Tony Robbins has often said one must figure out how to get leverage on oneself in order to create change. So today my muse (who is desperate to find expression) popped this thought into my head, “How have you managed to accomplish all that you have?” Well, that was easy to answer, it was my job to do those things. There were real consequences for not completing assignments. The thought of not meeting my boss’ expectations, providing deficient work, my own insecurities, letting the team down all drove me to extraordinary heights. In each job, I was accountable to someone with real power, who paid me real money, who had real needs and not delivering was simply not an option. I have managed to accomplish amazing things at work because I simply refused to let myself fail in the visible workplace of Hollywood where reputation is everything and gossip abounds.
“So, was it motivation I was lacking or was it accountability?” I pondered. In this light, it looked like my muse was nodding and agreeing. Accountability. Not just accountability, but visible accountability, where my reputation is at stake. What else, I asked myself (and my muse)? A deadline that I cannot push or excuse away. A team I will not let down, oh and a boss who is watching.
So there it was…
- Visible accountability
- An immovable deadline
- A team
- A boss
It was a simple conversation that stopped my musings and kicked everything into high gear. I was at school one day chronicling the saga of this long-held dream and my latest concept for the structure of the book with a fellow instructor, Ana. “This sounds like the perfect Mother’s Day book,” she said matter-of-factly.
Holy cow!

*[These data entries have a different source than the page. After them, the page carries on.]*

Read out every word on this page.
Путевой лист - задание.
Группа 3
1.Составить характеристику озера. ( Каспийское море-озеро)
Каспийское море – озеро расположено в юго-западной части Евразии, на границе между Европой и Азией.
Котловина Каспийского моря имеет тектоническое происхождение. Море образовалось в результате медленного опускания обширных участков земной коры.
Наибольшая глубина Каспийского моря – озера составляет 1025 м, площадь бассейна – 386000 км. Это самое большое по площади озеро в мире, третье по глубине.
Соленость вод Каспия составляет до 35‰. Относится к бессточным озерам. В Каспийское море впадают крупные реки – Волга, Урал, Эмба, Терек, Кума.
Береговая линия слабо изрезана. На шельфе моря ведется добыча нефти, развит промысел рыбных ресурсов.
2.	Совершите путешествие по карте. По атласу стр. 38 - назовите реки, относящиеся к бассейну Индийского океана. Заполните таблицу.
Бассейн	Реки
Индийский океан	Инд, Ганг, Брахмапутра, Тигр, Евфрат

I’m the marketing instructor! Why hadn’t I thought of that? Mother’s Day is perfect and definitely an immovable deadline. I certainly can’t move Mother’s Day. I had one of my four criteria.
It was November of 2016 when that lightning bolt had struck. The objective became to complete and market the book by Mother’s Day 2018. But, was a year and four months enough time? When I worked for Paramount Pictures and DreamWorks Animation, we would start making and marketing our movies two to three years out. (Animated movies take even longer.) And I’d tell my students that nothing made me sadder than when one of them came to my office with their completed album or movie short and then asked about marketing it. I always tell them they are at least a year and a half late, while explaining the process the studios and record labels use.
Yet here I was behind the eight ball, and very late. But every fiber of my being was screaming that Mother’s Day 2018 was the right date. Could it be done in time? I still had to write the book in the format described to Ana, and then conduct an inspired marketing campaign. I looked-up. A quote, on my wall of post-it note quotes, stared back at me…”You must do things you think you cannot do.” Eleanor Roosevelt. The die was cast. Now, help was needed.